When the telegram came, in 1898, from Pasteur informing Yersin of an outbreak of plague in Hong Kong, Yersin did not have to be told to hop a ship to that British colony. He knew this was a chance to apply modern science, the science Pasteur had taught him to solving the mystery of the Black Death, which had once killed 25% of all Europeans.  Yersin did not speak English, was ignored by the arrogant British military colonial governors of Hong Kong, who had invited a Japanese scientist to Hong Kong to solve the mystery.  The Japanese man was given a hospital and full cooperation of the British authorities, while Yersin worked in a humble grass hut and methodically discovered, identified and raised an antiserum to the plague bacillus. The Japanese man got it wrong, identified the wrong bug as the culprit and sailed home. Yersin went back to Indochina, where he saved lives with the anitserum he had developed--this was the days before antibiotics--when plague hit Indochina. He reported his findings in the medical literature, naming the bacteria, Pasturella pestis, after his mentor, but Pasteur would have none of it and renamed it Yersinia pestis

Yersin died forty years later, as the Japanese rolled through Indochina, having led a life neither he, nor his family, nor his childhood friends, nor even his colleagues at the Pasteur institute could ever have imagined. 

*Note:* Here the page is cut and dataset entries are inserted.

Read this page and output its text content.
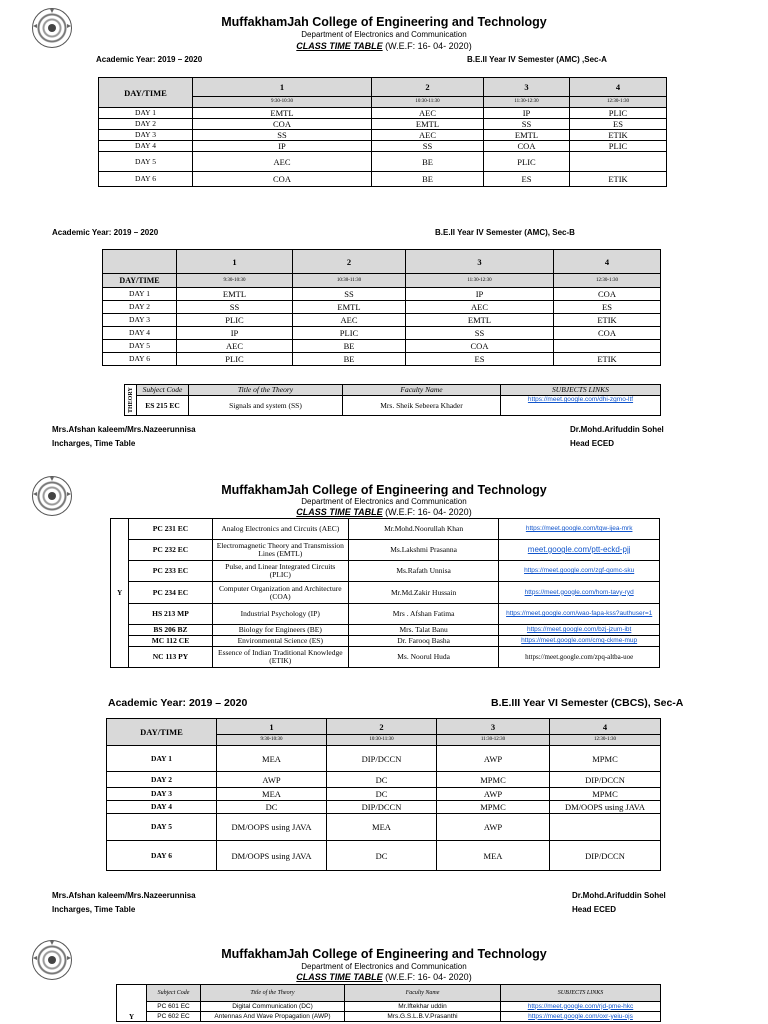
MuffakhamJah College of Engineering and Technology
Department of Electronics and Communication
CLASS TIME TABLE (W.E.F: 16- 04- 2020)
Academic Year: 2019 – 2020	B.E.II Year IV Semester (AMC) ,Sec-A
DAY/TIME	1	2	3	4
	9:30-10:30	10:30-11:30	11:30-12:30	12:30-1:30
DAY 1	EMTL	AEC	IP	PLIC
DAY 2	COA	EMTL	SS	ES
DAY 3	SS	AEC	EMTL	ETIK
DAY 4	IP	SS	COA	PLIC
DAY 5	AEC	BE	PLIC	
DAY 6	COA	BE	ES	ETIK
Academic Year: 2019 – 2020	B.E.II Year IV Semester (AMC), Sec-B
	1	2	3	4
DAY/TIME	9:30-10:30	10:30-11:30	11:30-12:30	12:30-1:30
DAY 1	EMTL	SS	IP	COA
DAY 2	SS	EMTL	AEC	ES
DAY 3	PLIC	AEC	EMTL	ETIK
DAY 4	IP	PLIC	SS	COA
DAY 5	AEC	BE	COA	
DAY 6	PLIC	BE	ES	ETIK
THEORY	Subject Code	Title of the Theory	Faculty Name	SUBJECTS LINKS
	ES 215 EC	Signals and system (SS)	Mrs. Sheik Sebeera Khader	https://meet.google.com/dhi-zgmo-ltf
Mrs.Afshan kaleem/Mrs.Nazeerunnisa
Incharges, Time Table
Dr.Mohd.Arifuddin Sohel
Head ECED
MuffakhamJah College of Engineering and Technology
Department of Electronics and Communication
CLASS TIME TABLE (W.E.F: 16- 04- 2020)
Y	PC 231 EC	Analog Electronics and Circuits (AEC)	Mr.Mohd.Noorullah Khan	https://meet.google.com/tqw-ijea-mrk
	PC 232 EC	Electromagnetic Theory and Transmission Lines (EMTL)	Ms.Lakshmi Prasanna	meet.google.com/ptt-eckd-pjj
	PC 233 EC	Pulse, and Linear Integrated Circuits (PLIC)	Ms.Rafath Unnisa	https://meet.google.com/zgf-qomc-sku
	PC 234 EC	Computer Organization and Architecture (COA)	Mr.Md.Zakir Hussain	https://meet.google.com/hom-tavy-ryd
	HS 213 MP	Industrial Psychology (IP)	Mrs . Afshan Fatima	https://meet.google.com/wao-fapa-kss?authuser=1
	BS 206 BZ	Biology for Engineers (BE)	Mrs. Talat Banu	https://meet.google.com/bzj-jzum-ibt
	MC 112 CE	Environmental Science (ES)	Dr. Farooq Basha	https://meet.google.com/cmq-ckme-mup
	NC 113 PY	Essence of Indian Traditional Knowledge (ETIK)	Ms. Noorul Huda	https://meet.google.com/zpq-altba-uoe
Academic Year: 2019 – 2020	B.E.III Year VI Semester (CBCS), Sec-A
DAY/TIME	1	2	3	4
	9:30-10:30	10:30-11:30	11:30-12:30	12:30-1:30
DAY 1	MEA	DIP/DCCN	AWP	MPMC
DAY 2	AWP	DC	MPMC	DIP/DCCN
DAY 3	MEA	DC	AWP	MPMC
DAY 4	DC	DIP/DCCN	MPMC	DM/OOPS using JAVA
DAY 5	DM/OOPS using JAVA	MEA	AWP	
DAY 6	DM/OOPS using JAVA	DC	MEA	DIP/DCCN
Mrs.Afshan kaleem/Mrs.Nazeerunnisa
Incharges, Time Table
Dr.Mohd.Arifuddin Sohel
Head ECED
MuffakhamJah College of Engineering and Technology
Department of Electronics and Communication
CLASS TIME TABLE (W.E.F: 16- 04- 2020)
Y	Subject Code	Title of the Theory	Faculty Name	SUBJECTS LINKS
	PC 601 EC	Digital Communication (DC)	Mr.Iftekhar uddin	https://meet.google.com/rjd-pme-hkc
	PC 602 EC	Antennas And Wave Propagation (AWP)	Mrs.G.S.L.B.V.Prasanthi	https://meet.google.com/oxr-yeiu-ojs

It was a life which happened because he was not satisfied to accept a life of limited possibilities even though he may have looked at himself and said, "I'm just an ordinary man."

Mitch McConnell and the laughing sheriff could never have a life like that, not because they have ordinary talents and intelligence, but because they have ordinary character. They can never push beyond what their friends, family and colleagues imagine for them.  They squander the possibility of making a difference in life. They desperately cling on to the small lives with a small mindedness, but worse, with mean hearts incapable of risking for the sake of making a difference in the lives of others in the direction of helping people who cannot help themselves.

I suppose this is nothing more than a modern day Christmas Carol, writ large--about men whose own lives were diminished by a meanness of spirit, when they could have been much more, could have used their lives to help rather than harm others.

Not that Mitch McConnell or the laughing sheriff would ever see it that way.